İnsan Hayatında Dinin Yeri Nedir?
Din inancı, insanla beraber doğmuştur. Çünkü insanlık tarihinin hiçbir döneminde din duygusundan mahrum bir millete rastlanamamaktadır. Nerede insan varsa, orada bir nevi îman, ibâdet ve din duygusu görülmüştür.
Bundan anlaşılıyor ki, din, insanlığın yaratılışından getirdiği fıtrî ve zarurî ihtiyacıdır. İnsanoğlu vâr oldukça, din de vârolacaktır.

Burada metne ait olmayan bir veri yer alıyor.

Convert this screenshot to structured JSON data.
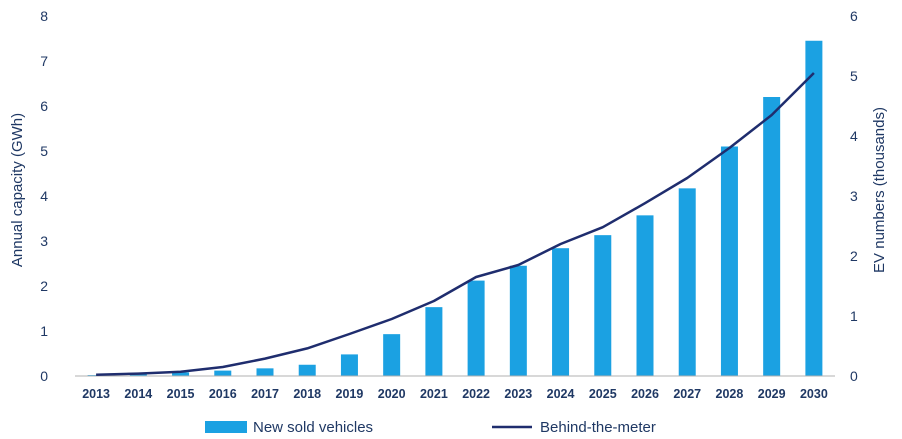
{
  "chart_data": {
    "type": "bar",
    "categories": [
      "2013",
      "2014",
      "2015",
      "2016",
      "2017",
      "2018",
      "2019",
      "2020",
      "2021",
      "2022",
      "2023",
      "2024",
      "2025",
      "2026",
      "2027",
      "2028",
      "2029",
      "2030"
    ],
    "series": [
      {
        "name": "New sold vehicles",
        "type": "bar",
        "axis": "left",
        "color": "#1ba1e2",
        "values": [
          0.02,
          0.05,
          0.08,
          0.12,
          0.17,
          0.25,
          0.48,
          0.93,
          1.53,
          2.12,
          2.45,
          2.84,
          3.13,
          3.57,
          4.17,
          5.1,
          6.2,
          7.45
        ]
      },
      {
        "name": "Behind-the-meter",
        "type": "line",
        "axis": "right",
        "color": "#1f2d6e",
        "values": [
          0.02,
          0.04,
          0.07,
          0.15,
          0.29,
          0.46,
          0.7,
          0.95,
          1.25,
          1.65,
          1.85,
          2.2,
          2.48,
          2.88,
          3.3,
          3.8,
          4.35,
          5.05
        ]
      }
    ],
    "ylabel_left": "Annual capacity (GWh)",
    "ylabel_right": "EV numbers (thousands)",
    "ylim_left": [
      0,
      8
    ],
    "ylim_right": [
      0,
      6
    ],
    "yticks_left": [
      "0",
      "1",
      "2",
      "3",
      "4",
      "5",
      "6",
      "7",
      "8"
    ],
    "yticks_right": [
      "0",
      "1",
      "2",
      "3",
      "4",
      "5",
      "6"
    ],
    "grid": false,
    "legend_position": "bottom"
  }
}
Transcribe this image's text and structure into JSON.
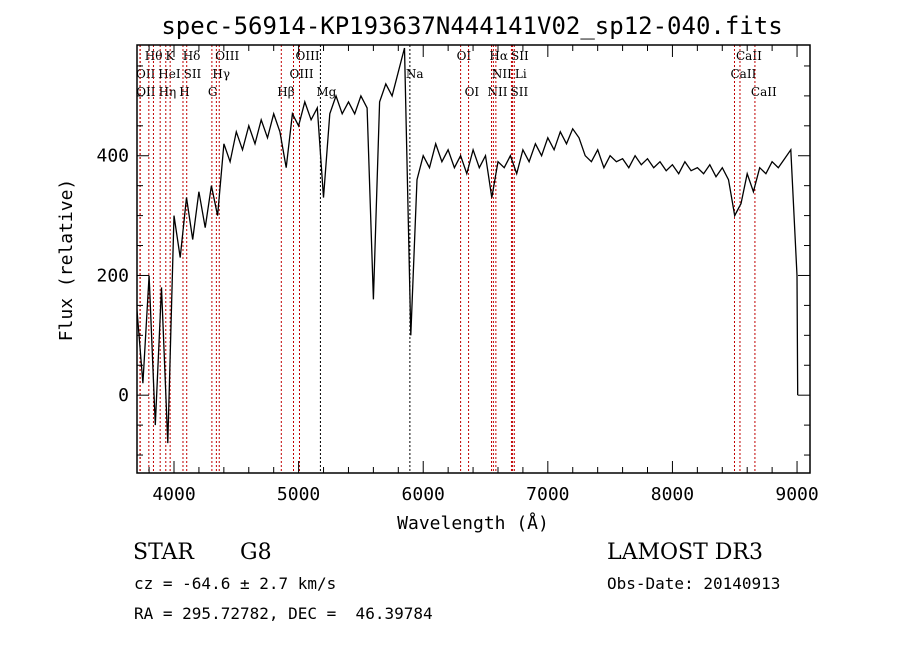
{
  "chart_data": {
    "type": "line",
    "title": "spec-56914-KP193637N444141V02_sp12-040.fits",
    "xlabel": "Wavelength (Å)",
    "ylabel": "Flux (relative)",
    "xlim": [
      3703,
      9104
    ],
    "ylim": [
      -130,
      585
    ],
    "xticks": [
      4000,
      5000,
      6000,
      7000,
      8000,
      9000
    ],
    "yticks": [
      0,
      200,
      400
    ],
    "grid": false,
    "series": [
      {
        "name": "spectrum",
        "x_start": 3700,
        "x_step": 50,
        "values": [
          150,
          20,
          200,
          -50,
          180,
          -80,
          300,
          230,
          330,
          260,
          340,
          280,
          350,
          300,
          420,
          390,
          440,
          410,
          450,
          420,
          460,
          430,
          470,
          440,
          380,
          470,
          450,
          490,
          460,
          480,
          330,
          470,
          500,
          470,
          490,
          470,
          500,
          480,
          160,
          490,
          520,
          500,
          540,
          580,
          100,
          360,
          400,
          380,
          420,
          390,
          410,
          380,
          400,
          370,
          410,
          380,
          400,
          330,
          390,
          380,
          400,
          370,
          410,
          390,
          420,
          400,
          430,
          410,
          440,
          420,
          445,
          430,
          400,
          390,
          410,
          380,
          400,
          390,
          395,
          380,
          400,
          385,
          395,
          380,
          390,
          375,
          385,
          370,
          390,
          375,
          380,
          370,
          385,
          365,
          380,
          360,
          300,
          320,
          370,
          340,
          380,
          370,
          390,
          380,
          395,
          410,
          200
        ],
        "tail": [
          [
            9005,
            0
          ]
        ]
      }
    ],
    "lines": [
      {
        "label": "OII",
        "wave": 3727,
        "row": 1
      },
      {
        "label": "Hθ",
        "wave": 3798,
        "row": 0
      },
      {
        "label": "OII",
        "wave": 3729,
        "row": 2
      },
      {
        "label": "Hη",
        "wave": 3835,
        "row": 2
      },
      {
        "label": "HeI",
        "wave": 3889,
        "row": 1
      },
      {
        "label": "K",
        "wave": 3934,
        "row": 0
      },
      {
        "label": "H",
        "wave": 3969,
        "row": 2
      },
      {
        "label": "SII",
        "wave": 4072,
        "row": 1
      },
      {
        "label": "Hδ",
        "wave": 4102,
        "row": 0
      },
      {
        "label": "G",
        "wave": 4304,
        "row": 2
      },
      {
        "label": "Hγ",
        "wave": 4340,
        "row": 1
      },
      {
        "label": "OIII",
        "wave": 4363,
        "row": 0
      },
      {
        "label": "Hβ",
        "wave": 4861,
        "row": 2
      },
      {
        "label": "OIII",
        "wave": 4959,
        "row": 1
      },
      {
        "label": "OIII",
        "wave": 5007,
        "row": 0
      },
      {
        "label": "Mg",
        "wave": 5175,
        "row": 2
      },
      {
        "label": "Na",
        "wave": 5893,
        "row": 1
      },
      {
        "label": "OI",
        "wave": 6300,
        "row": 0
      },
      {
        "label": "OI",
        "wave": 6364,
        "row": 2
      },
      {
        "label": "NII",
        "wave": 6548,
        "row": 2
      },
      {
        "label": "Hα",
        "wave": 6563,
        "row": 0
      },
      {
        "label": "NII",
        "wave": 6583,
        "row": 1
      },
      {
        "label": "Li",
        "wave": 6708,
        "row": 1
      },
      {
        "label": "SII",
        "wave": 6717,
        "row": 0
      },
      {
        "label": "SII",
        "wave": 6731,
        "row": 2
      },
      {
        "label": "CaII",
        "wave": 8498,
        "row": 1
      },
      {
        "label": "CaII",
        "wave": 8542,
        "row": 0
      },
      {
        "label": "CaII",
        "wave": 8662,
        "row": 2
      }
    ],
    "colors": {
      "line_marker": "#c00000",
      "spectrum": "#000000"
    }
  },
  "info": {
    "class": "STAR",
    "subclass": "G8",
    "survey": "LAMOST DR3",
    "cz": "cz = -64.6 ± 2.7 km/s",
    "obsdate": "Obs-Date: 20140913",
    "radec": "RA = 295.72782, DEC =  46.39784"
  }
}
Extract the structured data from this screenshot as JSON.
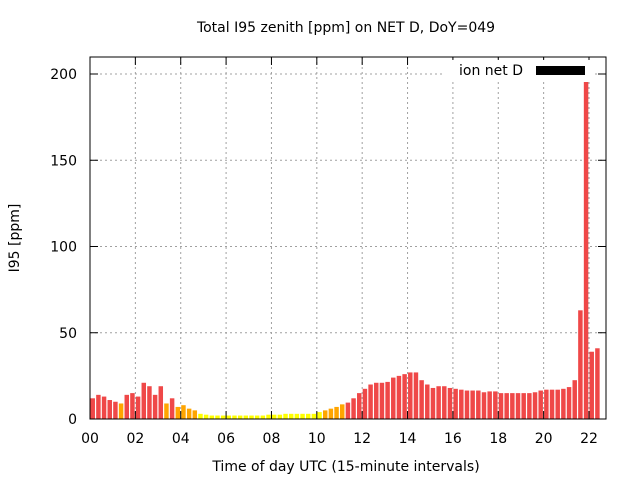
{
  "chart_data": {
    "type": "bar",
    "title": "Total I95 zenith [ppm] on NET D, DoY=049",
    "xlabel": "Time of day UTC (15-minute intervals)",
    "ylabel": "I95 [ppm]",
    "ylim": [
      0,
      210
    ],
    "xlim_hours": [
      0,
      22.75
    ],
    "grid": true,
    "legend": {
      "label": "ion net D",
      "placement": "top-right",
      "color": "#000000"
    },
    "x_tick_labels": [
      "00",
      "02",
      "04",
      "06",
      "08",
      "10",
      "12",
      "14",
      "16",
      "18",
      "20",
      "22"
    ],
    "x_tick_hours": [
      0,
      2,
      4,
      6,
      8,
      10,
      12,
      14,
      16,
      18,
      20,
      22
    ],
    "y_ticks": [
      0,
      50,
      100,
      150,
      200
    ],
    "interval_minutes": 15,
    "color_thresholds": [
      {
        "max": 4,
        "color": "#ffff00"
      },
      {
        "max": 9,
        "color": "#ffa500"
      },
      {
        "max": 1000,
        "color": "#ef4848"
      }
    ],
    "values": [
      12,
      14,
      13,
      11,
      10,
      9,
      14,
      15,
      13,
      21,
      19,
      14,
      19,
      9,
      12,
      7,
      8,
      6,
      5,
      3,
      2.5,
      2,
      2,
      2,
      2,
      2,
      2,
      2,
      2,
      2,
      2,
      2.5,
      2.5,
      2.5,
      3,
      3,
      3,
      3,
      3,
      3,
      4,
      5,
      6,
      7,
      8.5,
      9.5,
      12,
      15,
      17.5,
      20,
      21,
      21,
      21.5,
      24,
      25,
      26,
      27,
      27,
      22.5,
      20,
      18,
      19,
      19,
      18,
      17.5,
      17,
      16.5,
      16.5,
      16.5,
      15.5,
      16,
      16,
      15,
      15,
      15,
      15,
      15,
      15,
      15.5,
      16.5,
      17,
      17,
      17,
      17.5,
      18.5,
      22.5,
      63,
      200,
      39,
      41
    ]
  }
}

Filozof Auguste Sabatier bu konuda der ki:
"Diyânet, gayet kuvvetli bir ağaç gibi, insaniyetin geçirdiği inkılâpların hepsinde hayatını muhafaza etmiş ve edecektir. Zaman geçmekle, onun kaynağı kurumak şöyle dursun, bilâkis, gittikçe o menbaın derinleştiğini, genişlediğini görmekteyiz. Binaenaleyh, insan hayatı diyânetle başlamış olduğu gibi, diyânetle kuvvet bulacak, diyânetle nihayetlenecektir."
"Ben niçin dinliyim" suâlini nefsime sorar sormaz, şu cevabı alıyorum: Dindarım, çünkü başka türlü olmaya muktedir değilim. Dindar olmak, varlığım ve benliğim için vazgeçilmez bir ihtiyaçtır."
Benjamin Konstan ise şöyle der:
"Din, insanlık tarihinde en fazla hâkim olmuş bir varlıktır. Dinî hayat, tabiatımızın değişmez vasfı ve ondan ayrılmayan bir özelliğidir. İnsanın mahiyeti düşünülünce, zihne derhal bir de din fikrinin gelmemesi mümkün değildir.."
Batılı ilim ve fikir adamlarının bu tesbitleri de gösteriyor ki: İnsan fıtraten dindardır; din duygusu insan tabiatının zarurî bir ihtiyacıdır. Tarihin hiçbir devrinde dinsiz, yani, inançsız ve mâneviyatsız bir insan olmamıştır.